GmatMathPro and Stuart did a great job in their explanations to the problem above,
Thanks to you and all others for your analysis.

[gmatdriller]

A question to both GmatMathPro and STuart; I crave your indulgence to please
explain what to do in the event of such question...

It seems one could simply select the least value among the options
without doing any work...

What is your take on this?

[GmatMathPro]

A question to both GmatMathPro and STuart; I crave your indulgence to please
explain what to do in the event of such question...

It seems one could simply select the least value among the options
without doing any work...

What is your take on this?

No, don't do this. It all depends on what numbers are given. For example, in this problem, suppose instead of A=17, B=15, and C=20, it was A=25, B=21 and C=20, but still with 30 total people. The minimum number of people who eat all three meals in this case will be greater than zero. See if you can figure out what it would be. I can post a detailed explanation later if you'd like.

[gunjan1208]

GMAT Math Pro,

I tried solving it with the numbers you have simulated:--

Finally I reach that we need to explain 36 people and in the given scenario we end up explaining 16+11+15=42 people which are 6 extra.

Will that mean that 6 people ate all 3 foods or we need to keep 2 inbetween the common portion for all three?

Thanks.

[GmatMathPro]

GMAT Math Pro,

I tried solving it with the numbers you have simulated:--

Finally I reach that we need to explain 36 people and in the given scenario we end up explaining 16+11+15=42 people which are 6 extra.

Will that mean that 6 people ate all 3 foods or we need to keep 2 inbetween the common portion for all three?

Thanks.

At least 6 people have to go in the area common to all three.
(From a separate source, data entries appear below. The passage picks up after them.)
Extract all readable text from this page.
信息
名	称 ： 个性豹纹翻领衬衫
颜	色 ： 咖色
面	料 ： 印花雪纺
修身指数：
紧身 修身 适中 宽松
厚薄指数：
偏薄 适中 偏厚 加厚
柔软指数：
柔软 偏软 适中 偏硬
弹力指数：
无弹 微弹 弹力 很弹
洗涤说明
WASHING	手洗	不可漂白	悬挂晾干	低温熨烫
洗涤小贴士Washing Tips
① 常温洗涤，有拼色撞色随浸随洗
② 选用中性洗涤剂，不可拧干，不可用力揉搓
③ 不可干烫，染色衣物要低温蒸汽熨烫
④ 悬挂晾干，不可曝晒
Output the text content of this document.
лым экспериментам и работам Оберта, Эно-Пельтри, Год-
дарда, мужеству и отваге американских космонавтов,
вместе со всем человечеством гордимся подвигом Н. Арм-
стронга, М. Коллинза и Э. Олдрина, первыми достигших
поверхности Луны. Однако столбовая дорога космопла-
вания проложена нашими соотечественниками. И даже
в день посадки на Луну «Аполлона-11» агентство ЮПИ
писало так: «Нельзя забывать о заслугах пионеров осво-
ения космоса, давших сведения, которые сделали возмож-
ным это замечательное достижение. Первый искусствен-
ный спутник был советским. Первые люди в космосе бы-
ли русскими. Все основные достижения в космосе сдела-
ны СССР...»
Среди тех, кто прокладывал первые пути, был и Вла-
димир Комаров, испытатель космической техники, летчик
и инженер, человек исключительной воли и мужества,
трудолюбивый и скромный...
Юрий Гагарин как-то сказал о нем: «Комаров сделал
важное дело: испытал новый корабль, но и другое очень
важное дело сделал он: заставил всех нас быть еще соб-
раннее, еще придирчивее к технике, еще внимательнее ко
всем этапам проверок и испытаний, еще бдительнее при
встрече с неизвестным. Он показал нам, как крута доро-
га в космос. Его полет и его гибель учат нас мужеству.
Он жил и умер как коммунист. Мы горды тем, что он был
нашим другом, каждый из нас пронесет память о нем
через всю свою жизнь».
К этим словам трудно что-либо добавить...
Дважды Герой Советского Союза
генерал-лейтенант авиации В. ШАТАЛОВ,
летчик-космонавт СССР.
Let's see what happens if we try to construct a scenario with any fewer than 6 people:

As you said, the minimum number of people who eat two meals is as follows:

AB=16
AC=15
BC=11

Focusing on managing the overlap: If we say that 5 people ate all 3 meals, then 16-5=11 people ate only AB, 15-5=10 people ate only AC, and 11-5=6 people ate only BC. This is reflected in the following image:




But now we've got serious problems. The number of people in A is 26, the total number of people in B is 22, the total number of people in C is 21, and the total number of people is 32. As the number in the middle gets lower, these discrepancies gets worse and worse. Try as you might, you simply won't be able to satisfy all of the things you need to satisfy simultaneously with a number less than 6.

Note, however, that 6 people is merely the minimum. We could have MORE than 6 people in the middle. We could have as many as 18 (do you see why?).

So, this is all instructive for building scenarios that fit all the criteria. If we are ONLY interested in the minimum value of the middle number, however, we can do the following:

Pick any two meals, let's say A and B, and add them together. A+B=46 and then subtract the total: 46-30=16. So we know at least 16 people have to go in the overlap between A and B. But we also need 20 people to go in C. But 20+16=36, which is 6 more than the total number of people. In other words, there's no way all 16 of these people can be outside of C, with 20 totally different people constituting C. There must be some overlap. And the minimum overlap can be calculated just like the others: 36-30=6. Note that it works out the same way no matter which two you start with: A+C=45, 45-30=15. Then add this with B: 15+21=36. 36-30=6. Starting with B and C: B+C=41. 41-30=11. Then add this with A: 11+25=36. 36=30=6.

Putting it all together: A,B,C is the size of the groups. T is the total. A+B-T= excess between A and B. Then add this excess to C and again subtract the total: (A+B-T)+C-T = A+B+C-2T. So the quick way to find the minimum is add all the groups and subtract twice the total. Of course, if any of these values come back negative, then the minimum is zero.

[gunjan1208]

Please explain in details...thanks

Of the 30 people involved in an eating contest, 17 of them fed on meal A,
15 on meal B, and 20 on meal C.

What is the least number of people that could eat all three meals?

A.2 B.3 C.5 D.8 E. 10

That would mean that the answer to the original question can be 17+15+20-2*30=52-60=-8 Which indicates that the minimum should be zero. (The fall of eight would be fitted the food eaten by two but not three). Should i take it as a rule?